Russell, who came before David and after Anthony, had a theory about body temperature. He said that we donkeys, who are used to having instant adjustments in anything that happens to distress us, have lost the ability to ignore slight fluctuations in body temperatures. Constant environmental pampering had softened us. Russell saw this as a positive, because it made very easy identification of the successful and the genetically highly tuned (who naturally were one and the same). Watch a person pull on a sweater for a one-degree temperature drop and you know you’re looking at a superior person. I lacked the strength of will to avoid responding to this. Sort of a Princess and the Centigrade Pea, I said, but whimsey was wasted on Russell. We parted shortly afterwards when I accused him of inventing even more artificial social gradations than the ridiculous number that already existed, and he accused me of being jealous of his superior genemod left-brain logic. The last I heard, he was running for congressional representative from San Diego, which has possibly the most monotonous climate in the country.
Maybe Billy Washington made a fire; the monitor wouldn’t show that. After an hour, as I sat in warmth in my East Oleanta hotel room, the Billy-dot moved. He walked several more miles over the course of the day, in easy stages, in various directions.

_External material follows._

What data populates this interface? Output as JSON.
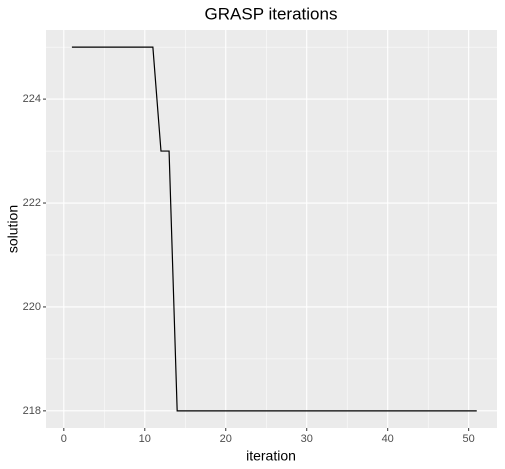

A man looking for something. At no point did the dot disappear, which would have meant he’d disappeared behind a Y-energy security shield. The same thing happened for three more days and nights. Then he came home.
Incredibly, he didn’t confront me about the homer. Either he never found it, even after he took his jacket off (hard to believe), or he did but had no idea what it was and decided not to wonder. Or — and this only occurred to me later — he saw it but thought someone else had put it there, maybe while he was sleeping, and wanted it left alone. Someone out in the woods. Someone he wanted to please.